Berenson relished his access, repeatedly implying Gottlieb was acting on behalf of Pfizer’s financial interests and concluding his story, “So how will Pfizer react to the black-and-white proof from Twitter’s records that one of its most powerful board members secretly tried to suppress debate on the mRNA jabs that have has been by far its best-selling product since 2020?”
But as virologist Angela Rasmussen pointed out on Twitter, “the only problem is that the tweet from Dr.
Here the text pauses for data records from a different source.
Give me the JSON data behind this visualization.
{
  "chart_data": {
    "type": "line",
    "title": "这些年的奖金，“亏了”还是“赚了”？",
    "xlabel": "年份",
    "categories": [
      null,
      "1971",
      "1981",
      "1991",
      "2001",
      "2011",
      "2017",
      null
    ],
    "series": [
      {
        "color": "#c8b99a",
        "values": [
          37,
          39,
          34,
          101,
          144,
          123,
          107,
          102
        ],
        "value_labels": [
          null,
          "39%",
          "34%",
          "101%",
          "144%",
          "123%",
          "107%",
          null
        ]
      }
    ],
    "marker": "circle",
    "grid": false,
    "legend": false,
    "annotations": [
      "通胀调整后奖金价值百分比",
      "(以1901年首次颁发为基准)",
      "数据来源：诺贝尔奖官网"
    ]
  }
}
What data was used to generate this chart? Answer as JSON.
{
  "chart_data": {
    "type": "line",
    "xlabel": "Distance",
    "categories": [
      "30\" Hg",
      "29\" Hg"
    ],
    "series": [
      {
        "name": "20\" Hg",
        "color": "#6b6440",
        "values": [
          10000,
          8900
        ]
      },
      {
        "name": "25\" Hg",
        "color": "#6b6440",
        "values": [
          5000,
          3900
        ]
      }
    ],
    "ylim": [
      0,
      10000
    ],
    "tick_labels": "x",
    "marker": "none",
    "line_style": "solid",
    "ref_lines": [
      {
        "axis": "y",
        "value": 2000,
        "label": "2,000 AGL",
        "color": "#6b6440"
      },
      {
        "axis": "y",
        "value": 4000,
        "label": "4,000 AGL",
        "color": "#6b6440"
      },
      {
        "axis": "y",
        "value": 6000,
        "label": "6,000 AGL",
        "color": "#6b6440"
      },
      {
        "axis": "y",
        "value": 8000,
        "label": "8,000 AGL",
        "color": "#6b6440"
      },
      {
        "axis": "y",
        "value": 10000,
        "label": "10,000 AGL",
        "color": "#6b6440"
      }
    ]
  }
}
Giroir *is* incorrect by A LOT. ‘Natural immunity’ is variable & NOT superior to vaccine-induced immunity. Even in 2021, we knew that infection-acquired immunity is at best comparable to vaccine-induced immunity.” Giroir, for his part, wrote, “My tweet was accurate then, and it remains so now.” Gottlieb responded by posting several emails he’d sent to Twitter that Berenson decided not to reprint — tweets he’d flagged that he considered a threat to his safety.
Twitter Ditches Its COVID Misinfo Policy
Musk, who has interacted with Berenson on Twitter since the pandemic’s early months, has his own terrible track record on COVID commentary: He infamously predicted in March 2020 that there would be “close to zero new cases in US” by the end of the following month. What actually happened was more than a million Americans died.
That hasn’t stopped Musk’s embrace of COVID skeptics and conspiracy theorists on Twitter: In November, Twitter quietly updated a webpage to state that it was “no longer enforcing the COVID-19 misleading information policy” as of Nov. 23.
At around that time, coinciding with the release of the anti-vaccine film “Died Suddenly,” the number of tweets with keywords associated with conspiracy theories — such as “Covid AND hoax” or “Fauci AND lied” — spiked dramatically, an Australian researcher found.
Musk’s introduction of paid “verification” badges — even if there appears to be no verification occurring — has also resulted in the distinct blue badges being affixed to several anti-vaccine accounts with tens of thousands of followers each, The Guardian reported.
In his blog post on Monday, Berenson noted that he was planning “more reporting on the files in the weeks to come.”